Baca Juga: KLBF Pasarkan Remdesivir, Ini Estimasi Kontribusinya Terhadap Kinerja Keuangan Kalbe Asal tahu saja, melihat kondisi pandemik Covid-19 yang akan berlanjut sampai akhir tahun,
KLBF merevisi target pertumbuhan penjualan bersih tahun 2020 sebesar 4% hingga 6% dengan proyeksi pertumbuhan laba bersih sekitar 8% hingga 10%. Sekadar informasi, hingga kuartal III 2020 ini KLBF memiliki total aset Rp 22,45 triliun. Jumlah ini naik dibanding akhir tahun lalu yang tercatat 20,26 triliun.

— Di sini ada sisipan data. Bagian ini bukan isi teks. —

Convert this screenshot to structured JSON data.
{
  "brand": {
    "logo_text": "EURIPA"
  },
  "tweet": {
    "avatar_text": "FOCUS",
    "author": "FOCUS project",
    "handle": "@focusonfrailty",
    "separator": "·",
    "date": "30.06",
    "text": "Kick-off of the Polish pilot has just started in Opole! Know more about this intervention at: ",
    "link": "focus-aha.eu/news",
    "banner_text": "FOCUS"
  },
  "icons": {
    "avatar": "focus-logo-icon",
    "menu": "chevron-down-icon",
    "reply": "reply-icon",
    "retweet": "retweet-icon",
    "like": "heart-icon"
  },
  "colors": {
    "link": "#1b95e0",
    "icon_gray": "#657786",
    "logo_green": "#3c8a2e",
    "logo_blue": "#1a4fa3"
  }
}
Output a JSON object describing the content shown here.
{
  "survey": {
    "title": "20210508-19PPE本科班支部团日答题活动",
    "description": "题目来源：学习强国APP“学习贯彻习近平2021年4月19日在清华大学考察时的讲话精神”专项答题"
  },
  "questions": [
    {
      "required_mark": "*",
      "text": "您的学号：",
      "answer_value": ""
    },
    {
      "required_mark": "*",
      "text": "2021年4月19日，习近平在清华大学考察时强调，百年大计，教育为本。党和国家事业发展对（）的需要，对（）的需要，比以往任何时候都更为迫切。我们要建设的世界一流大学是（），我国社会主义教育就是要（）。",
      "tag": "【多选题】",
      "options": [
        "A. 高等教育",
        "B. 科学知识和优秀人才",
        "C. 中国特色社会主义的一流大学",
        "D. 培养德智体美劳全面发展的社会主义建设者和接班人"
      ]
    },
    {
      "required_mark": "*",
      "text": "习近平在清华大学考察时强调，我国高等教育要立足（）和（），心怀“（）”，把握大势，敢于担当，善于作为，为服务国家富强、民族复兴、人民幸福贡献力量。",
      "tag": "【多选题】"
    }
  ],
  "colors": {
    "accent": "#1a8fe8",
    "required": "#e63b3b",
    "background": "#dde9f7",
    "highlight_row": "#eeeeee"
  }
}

Sementara itu, total liabilitas meningkat 27,53% menjadi Rp 4,55 triliun dan total ekuitas meningkat 7,12% menjadi Rp 17,9 triliun. Kenaikan yang signifikan dari sisi liabilitas itu dipicu peningkatan total liabilitas jangka pendek. "Terutama disebabkan oleh kenaikan utang bank jangka pendek untuk menunjang kegiatan operasional perseroan," jelas manajemen
KLBF dalam keterbukaan informasinya. Menilik laporan keuangannya, utang bank jangka pendek memang meningkat drastis menjadi Rp 812,82 miliar dari sebelumnya Rp 19,42 miliar.